= Navy B1 Band =

The United Navy B-1 Band helped integrate the modern Navy by the first African American sailors to serve at a rank higher than Messman.

Comprising the most talented African American students and graduates primarily from North Carolina A&T College, 44 band members enlisted June 1, 1942. James B. Parsons was selected as the director of the band. After first being sent to Norfolk, Virginia for basic training, the band was sent to the Navy Pre-Flight School established on the campus of the University of North Carolina at Chapel Hill. At the School, their band was initially given the name The Cloudbusters.

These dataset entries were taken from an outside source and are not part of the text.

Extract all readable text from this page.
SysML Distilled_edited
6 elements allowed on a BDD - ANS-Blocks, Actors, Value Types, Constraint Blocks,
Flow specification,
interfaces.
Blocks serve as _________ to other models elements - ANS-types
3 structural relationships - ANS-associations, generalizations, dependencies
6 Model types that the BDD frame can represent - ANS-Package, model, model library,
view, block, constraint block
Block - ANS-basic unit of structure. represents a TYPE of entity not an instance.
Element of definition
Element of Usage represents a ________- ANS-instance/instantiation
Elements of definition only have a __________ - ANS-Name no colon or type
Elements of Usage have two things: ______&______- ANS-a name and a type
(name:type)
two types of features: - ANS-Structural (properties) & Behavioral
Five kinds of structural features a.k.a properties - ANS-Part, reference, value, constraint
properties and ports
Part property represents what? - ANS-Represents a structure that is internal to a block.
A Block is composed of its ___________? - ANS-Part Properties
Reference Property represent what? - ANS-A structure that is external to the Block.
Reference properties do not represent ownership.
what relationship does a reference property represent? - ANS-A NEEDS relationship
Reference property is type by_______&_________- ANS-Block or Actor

Due to ongoing segregation, the B-1 Band was excluded from housing on the campus, which did offer residence to one of the Naval Pre-Flight Schools at the time.

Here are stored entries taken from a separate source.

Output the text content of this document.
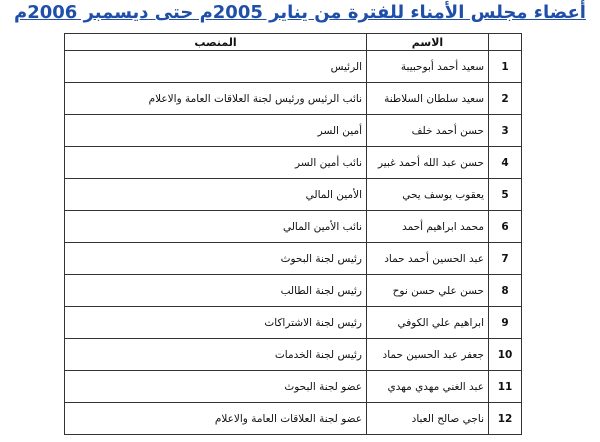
أعضاء مجلس الأمناء للفترة من يناير 2005م حتى ديسمبر 2006م
	الاسم	المنصب
1	سعيد أحمد أبوحبيبة	الرئيس
2	سعيد سلطان السلاطنة	نائب الرئيس ورئيس لجنة العلاقات العامة والاعلام
3	حسن أحمد خلف	أمين السر
4	حسن عبد الله أحمد غبير	نائب أمين السر
5	يعقوب يوسف يحي	الأمين المالي
6	محمد ابراهيم أحمد	نائب الأمين المالي
7	عبد الحسين أحمد حماد	رئيس لجنة البحوث
8	حسن علي حسن نوح	رئيس لجنة الطالب
9	ابراهيم علي الكوفي	رئيس لجنة الاشتراكات
10	جعفر عبد الحسين حماد	رئيس لجنة الخدمات
11	عبد الغني مهدي مهدي	عضو لجنة البحوث
12	ناجي صالح العباد	عضو لجنة العلاقات العامة والاعلام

Stationed in Chapel Hill at the community center between the years of 1942 and 1944 until they were transferred to Manana Barracks at Pearl Harbor, Hawaii. Despite the Navy slowly beginning to integrate, band members experienced segregationist practices such as being unable to attend the Navy's School of Music, unlike other Navy Band musicians. The band was stationed in Hawaii from 1944 until the end of the war. During that time, some members of the band performed locally in a swing band known as The Moonglowers and in another band called the Manna Ridge Band.

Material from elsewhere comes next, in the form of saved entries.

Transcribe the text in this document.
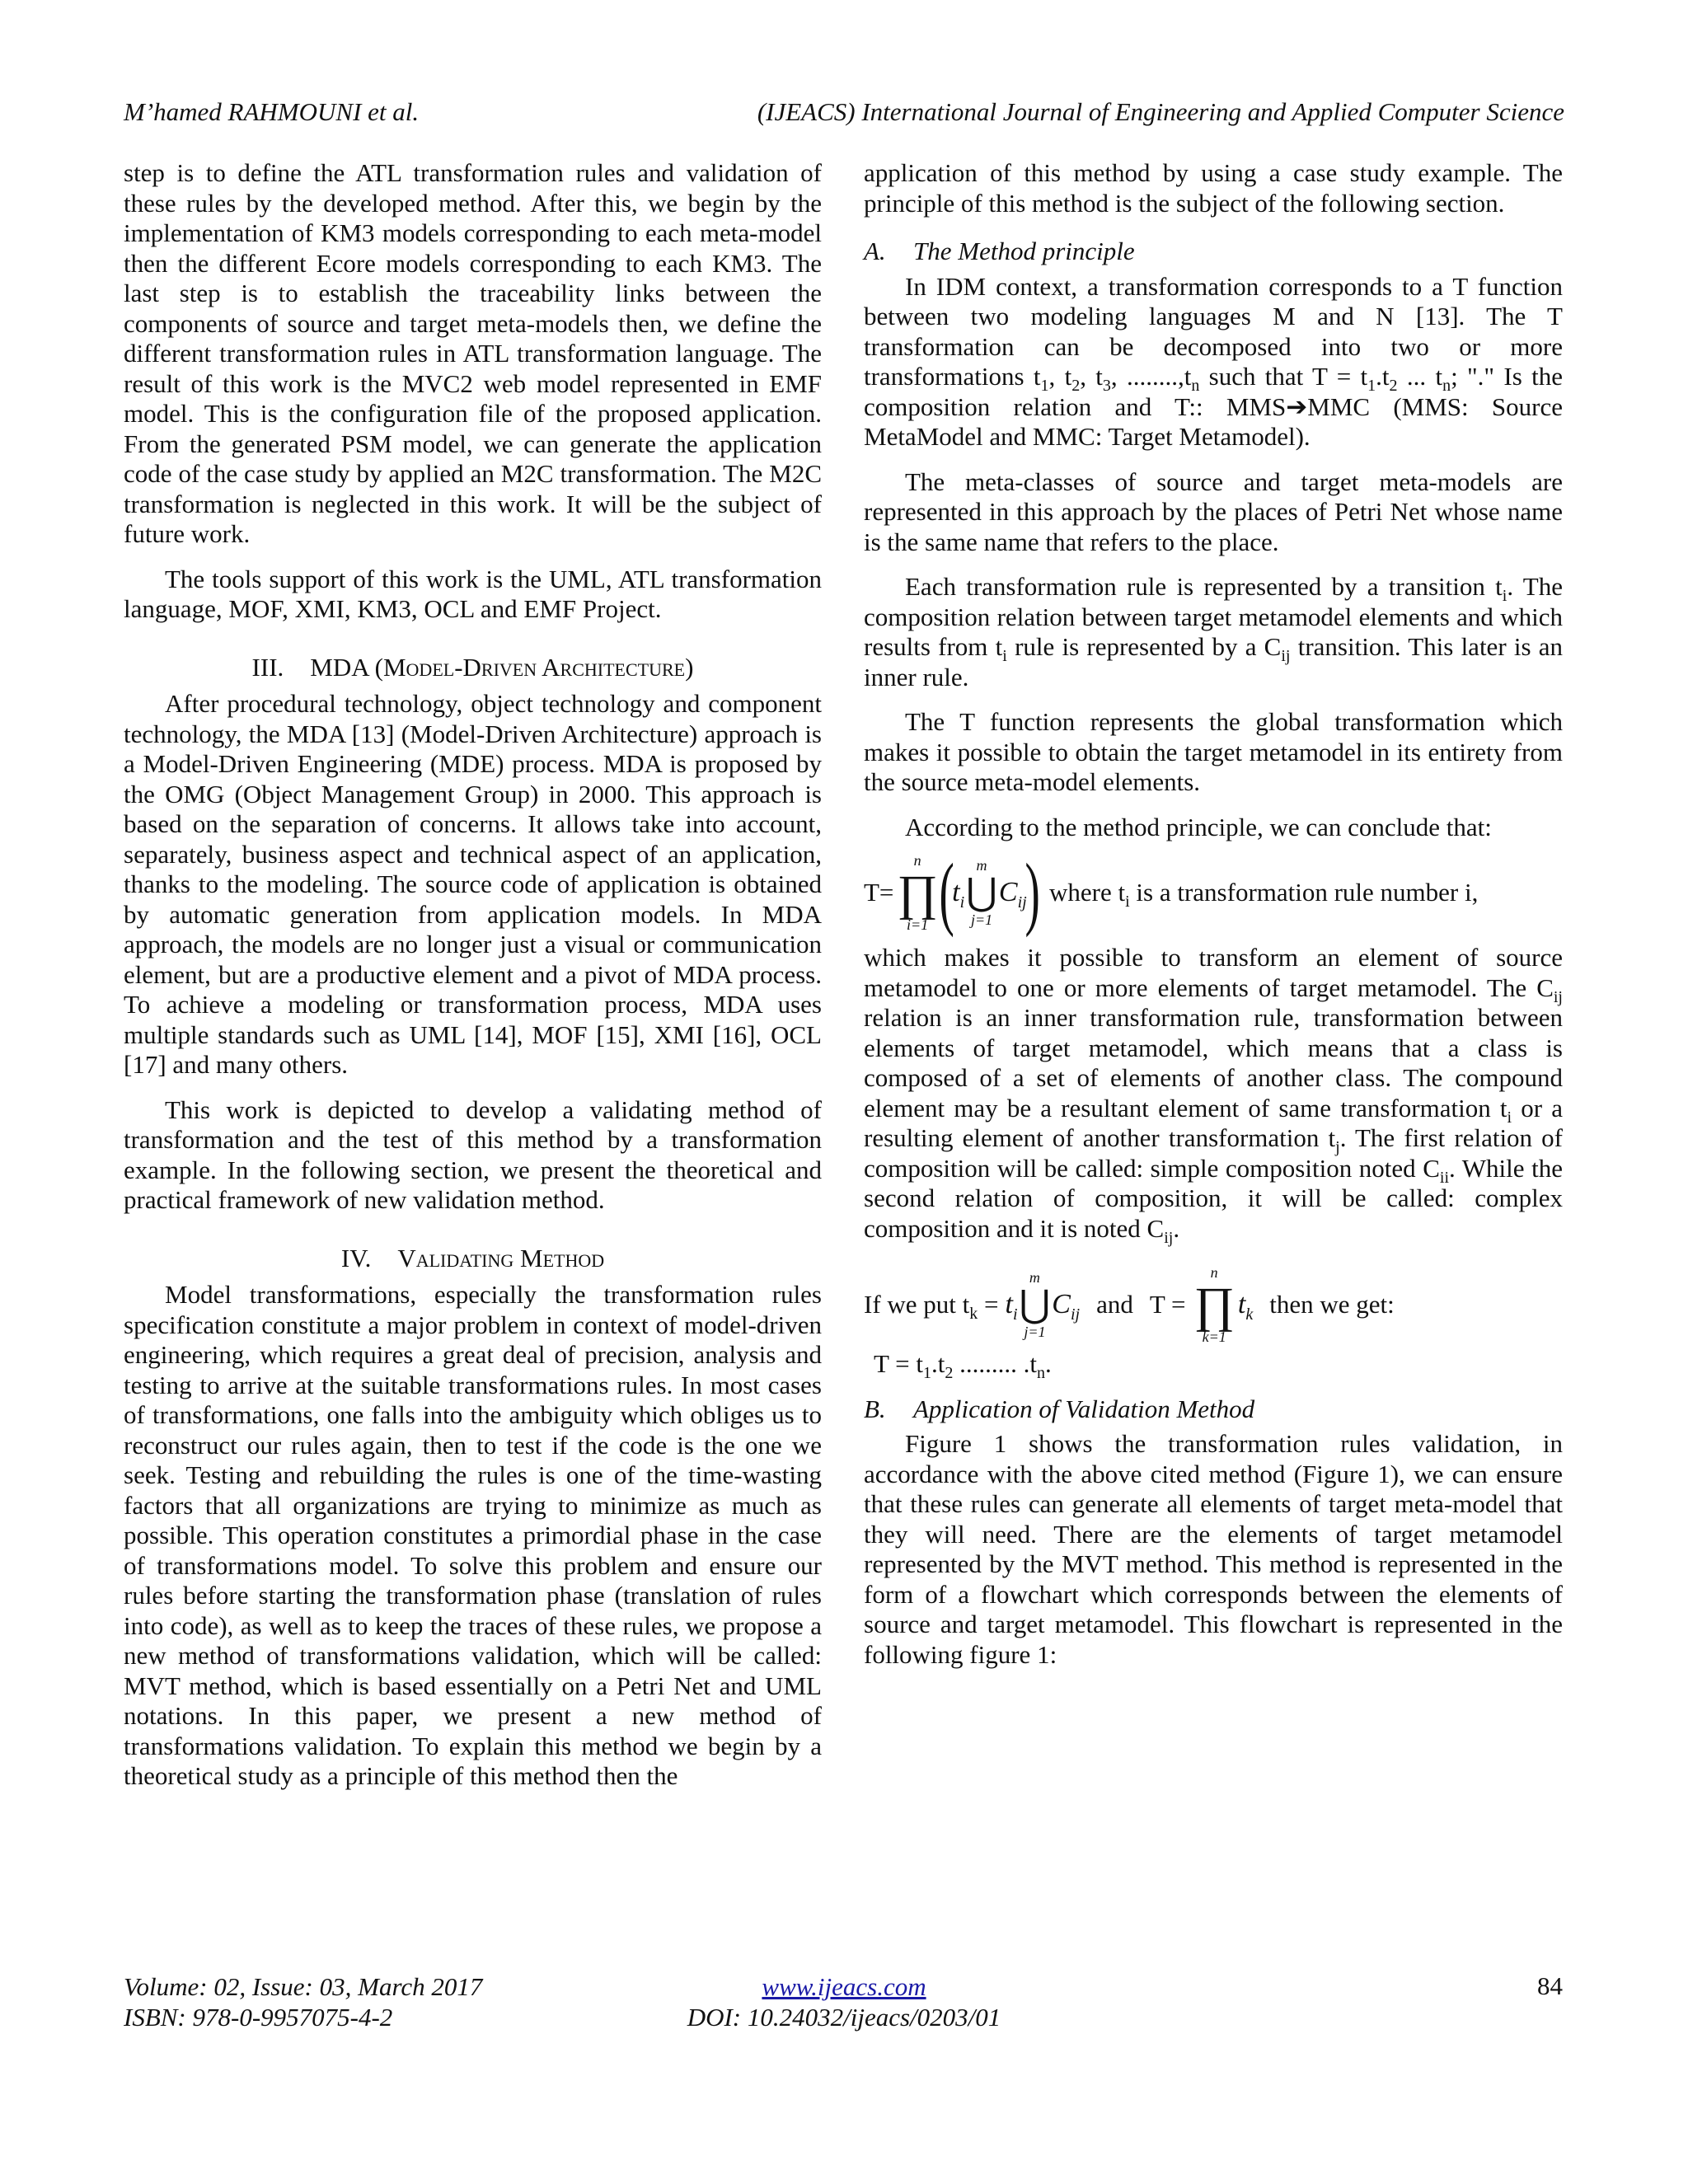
M’hamed RAHMOUNI et al.	(IJEACS) International Journal of Engineering and Applied Computer Science

step is to define the ATL transformation rules and validation of these rules by the developed method. After this, we begin by the implementation of KM3 models corresponding to each meta-model then the different Ecore models corresponding to each KM3. The last step is to establish the traceability links between the components of source and target meta-models then, we define the different transformation rules in ATL transformation language. The result of this work is the MVC2 web model represented in EMF model. This is the configuration file of the proposed application. From the generated PSM model, we can generate the application code of the case study by applied an M2C transformation. The M2C transformation is neglected in this work. It will be the subject of future work.

The tools support of this work is the UML, ATL transformation language, MOF, XMI, KM3, OCL and EMF Project.

III. MDA (Model-Driven Architecture)

After procedural technology, object technology and component technology, the MDA [13] (Model-Driven Architecture) approach is a Model-Driven Engineering (MDE) process. MDA is proposed by the OMG (Object Management Group) in 2000. This approach is based on the separation of concerns. It allows take into account, separately, business aspect and technical aspect of an application, thanks to the modeling. The source code of application is obtained by automatic generation from application models. In MDA approach, the models are no longer just a visual or communication element, but are a productive element and a pivot of MDA process. To achieve a modeling or transformation process, MDA uses multiple standards such as UML [14], MOF [15], XMI [16], OCL [17] and many others.

This work is depicted to develop a validating method of transformation and the test of this method by a transformation example. In the following section, we present the theoretical and practical framework of new validation method.

IV. Validating Method

Model transformations, especially the transformation rules specification constitute a major problem in context of model-driven engineering, which requires a great deal of precision, analysis and testing to arrive at the suitable transformations rules. In most cases of transformations, one falls into the ambiguity which obliges us to reconstruct our rules again, then to test if the code is the one we seek. Testing and rebuilding the rules is one of the time-wasting factors that all organizations are trying to minimize as much as possible. This operation constitutes a primordial phase in the case of transformations model. To solve this problem and ensure our rules before starting the transformation phase (translation of rules into code), as well as to keep the traces of these rules, we propose a new method of transformations validation, which will be called: MVT method, which is based essentially on a Petri Net and UML notations. In this paper, we present a new method of transformations validation. To explain this method we begin by a theoretical study as a principle of this method then the

application of this method by using a case study example. The principle of this method is the subject of the following section.

A. The Method principle

In IDM context, a transformation corresponds to a T function between two modeling languages M and N [13]. The T transformation can be decomposed into two or more transformations $t_1$, $t_2$, $t_3$, $........,t_n$ such that $T = t_1.t_2$ ... $t_n$; "." Is the composition relation and T:: MMS➔MMC (MMS: Source MetaModel and MMC: Target Metamodel).

The meta-classes of source and target meta-models are represented in this approach by the places of Petri Net whose name is the same name that refers to the place.

Each transformation rule is represented by a transition $t_i$. The composition relation between target metamodel elements and which results from $t_i$ rule is represented by a $C_{ij}$ transition. This later is an inner rule.

The T function represents the global transformation which makes it possible to obtain the target metamodel in its entirety from the source meta-model elements.

According to the method principle, we can conclude that:

T=
n
∏
i=1 (
$t_i$
m
⋃
j=1
$C_{ij}$
) where $t_i$ is a transformation rule number i,

which makes it possible to transform an element of source metamodel to one or more elements of target metamodel. The $C_{ij}$ relation is an inner transformation rule, transformation between elements of target metamodel, which means that a class is composed of a set of elements of another class. The compound element may be a resultant element of same transformation $t_i$ or a resulting element of another transformation $t_j$. The first relation of composition will be called: simple composition noted $C_{ii}$. While the second relation of composition, it will be called: complex composition and it is noted $C_{ij}$.

If we put $t_k = t_i$
m
⋃
j=1
$C_{ij}$ and T =
n
∏
k=1
$t_k$ then we get:

$T = t_1.t_2$ ......... $.t_n$.

B. Application of Validation Method

Figure 1 shows the transformation rules validation, in accordance with the above cited method (Figure 1), we can ensure that these rules can generate all elements of target meta-model that they will need. There are the elements of target metamodel represented by the MVT method. This method is represented in the form of a flowchart which corresponds between the elements of source and target metamodel. This flowchart is represented in the following figure 1:

Volume: 02, Issue: 03, March 2017
ISBN: 978-0-9957075-4-2
www.ijeacs.com
DOI: 10.24032/ijeacs/0203/01
84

After the war, most of the band members returned to North Carolina A&T to finish their degrees. A significant number of the band members to entered the field of education as teachers or band directors, including Calvin F. Morrow, Musician 2nd Class, who became a high school principal following his service. After his quality tenure as band director, James B. Parsons was appointed as the first African American to serve in the U.S. District Court system as a federal judge by then-president John F. Kennedy in 1961.

Many of the band members remained in the Greensboro community with several members forming the Rhythm Vets band. The band gained enough popularity that they were asked to perform the sound track for the 1948 Black-cast musical comedy featurette Pitch a Boogie Woogie. This film, shot in Greenville, North Carolina, has been preserved and is included in the 1988 documentary Boogie in Black and White.